The Final EIS, unlike the earlier draft, was circulated only to Congress and to affected federal and state agencies. Its recommendations were sent to the President on May 2, 1979, who approved them after making some minor changes in the allocations. The wilderness recommendations were subsequently transmitted to Congress.
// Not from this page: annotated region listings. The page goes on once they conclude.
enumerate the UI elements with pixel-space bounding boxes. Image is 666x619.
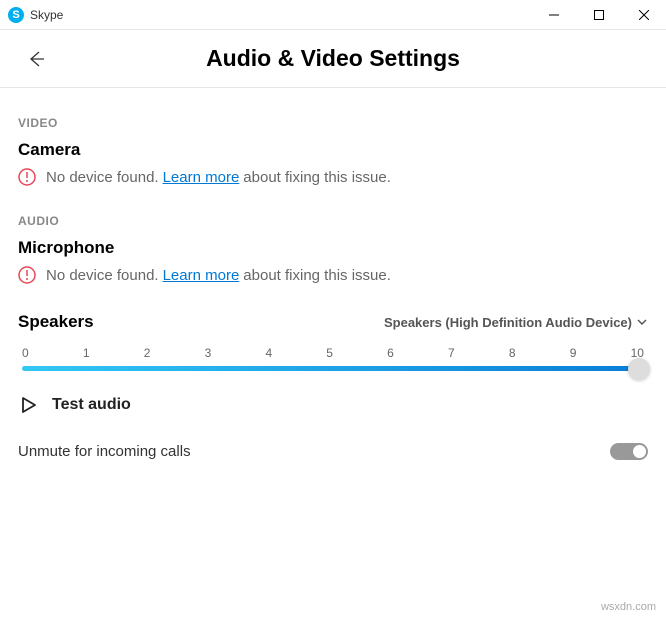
microphone-warning-prefix: No device found.: [46, 267, 159, 284]
tick: 2: [144, 346, 151, 360]
speakers-device-label: Speakers (High Definition Audio Device): [384, 315, 632, 330]
tick: 7: [448, 346, 455, 360]
chevron-down-icon: [636, 316, 648, 328]
slider-tick-labels: 0 1 2 3 4 5 6 7 8 9 10: [18, 346, 648, 366]
tick: 9: [570, 346, 577, 360]
microphone-warning: No device found. Learn more about fixing…: [18, 266, 648, 284]
maximize-icon: [594, 10, 604, 20]
minimize-icon: [549, 10, 559, 20]
speakers-row: Speakers Speakers (High Definition Audio…: [18, 312, 648, 332]
unmute-toggle[interactable]: [610, 443, 648, 460]
microphone-warning-suffix: about fixing this issue.: [243, 267, 391, 284]
window-titlebar: S Skype: [0, 0, 666, 30]
play-icon: [18, 395, 38, 415]
tick: 0: [22, 346, 29, 360]
skype-logo-icon: S: [8, 7, 24, 23]
tick: 5: [326, 346, 333, 360]
tick: 3: [205, 346, 212, 360]
speakers-device-select[interactable]: Speakers (High Definition Audio Device): [384, 315, 648, 330]
slider-thumb[interactable]: [628, 358, 650, 380]
camera-warning-suffix: about fixing this issue.: [243, 169, 391, 186]
back-arrow-icon: [27, 50, 45, 68]
minimize-button[interactable]: [531, 0, 576, 30]
unmute-row: Unmute for incoming calls: [18, 443, 648, 460]
back-button[interactable]: [20, 43, 52, 75]
titlebar-left: S Skype: [0, 7, 63, 23]
unmute-label: Unmute for incoming calls: [18, 443, 191, 460]
warning-icon: [18, 168, 36, 186]
tick: 8: [509, 346, 516, 360]
toggle-knob: [633, 445, 646, 458]
warning-icon: [18, 266, 36, 284]
microphone-learn-more-link[interactable]: Learn more: [163, 267, 240, 284]
audio-section-label: AUDIO: [18, 214, 648, 228]
window-controls: [531, 0, 666, 30]
camera-learn-more-link[interactable]: Learn more: [163, 169, 240, 186]
test-audio-label: Test audio: [52, 396, 131, 414]
tick: 6: [387, 346, 394, 360]
tick: 4: [265, 346, 272, 360]
page-header: Audio & Video Settings: [0, 30, 666, 88]
video-section-label: VIDEO: [18, 116, 648, 130]
page-title: Audio & Video Settings: [0, 45, 666, 72]
app-title: Skype: [30, 8, 63, 22]
camera-warning: No device found. Learn more about fixing…: [18, 168, 648, 186]
camera-heading: Camera: [18, 140, 648, 160]
close-icon: [639, 10, 649, 20]
watermark: wsxdn.com: [601, 601, 656, 613]
close-button[interactable]: [621, 0, 666, 30]
content: VIDEO Camera No device found. Learn more…: [0, 88, 666, 460]
speakers-heading: Speakers: [18, 312, 94, 332]
microphone-heading: Microphone: [18, 238, 648, 258]
maximize-button[interactable]: [576, 0, 621, 30]
camera-warning-prefix: No device found.: [46, 169, 159, 186]
tick: 1: [83, 346, 90, 360]
volume-slider[interactable]: [18, 366, 648, 371]
slider-track: [22, 366, 644, 371]
test-audio-button[interactable]: Test audio: [18, 395, 648, 415]
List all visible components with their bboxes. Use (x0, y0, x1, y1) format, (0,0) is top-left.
[759]*759On July 25, 1979, the State of California brought action in federal district court against the Secretary of Agriculture and the Forest Service, alleging violations of the National Environmental Policy Act (“NEPA”), 42 U.S.C. §§ 4331 — 1332 (1976),3 the Multiple-Use Sustained-Yield Act (“MUSY”), 16 U.S.C. § 528 (1976), and the [760]*760National Forest Management Act (“.NFMA”), 16 U.S.C. § 1604 (1976). The National Resources Defense Council, Trinity County, and the Clear Creek Legal Defense Fund were granted permissive intervention on the plaintiffs’ side. (These parties, along with the State of California, will henceforth be referred to collectively as “California.”) The district court denied a motion by Webco Lumber Company (“Web-co”) to intervene as of right, but allowed permissive intervention on defendants’ side to Webco, as well as to the National Forest Products Association and the Counties of Del Norte, Shasta and Siskiyou. (These parties, along with the Secretary of Agriculture and the Forest Service, will henceforth be referred to collectively as “Forest Service.”)

California specifically challenged the Forest Service decision to designate forty-seven RARE II areas in California as Nonwilderness.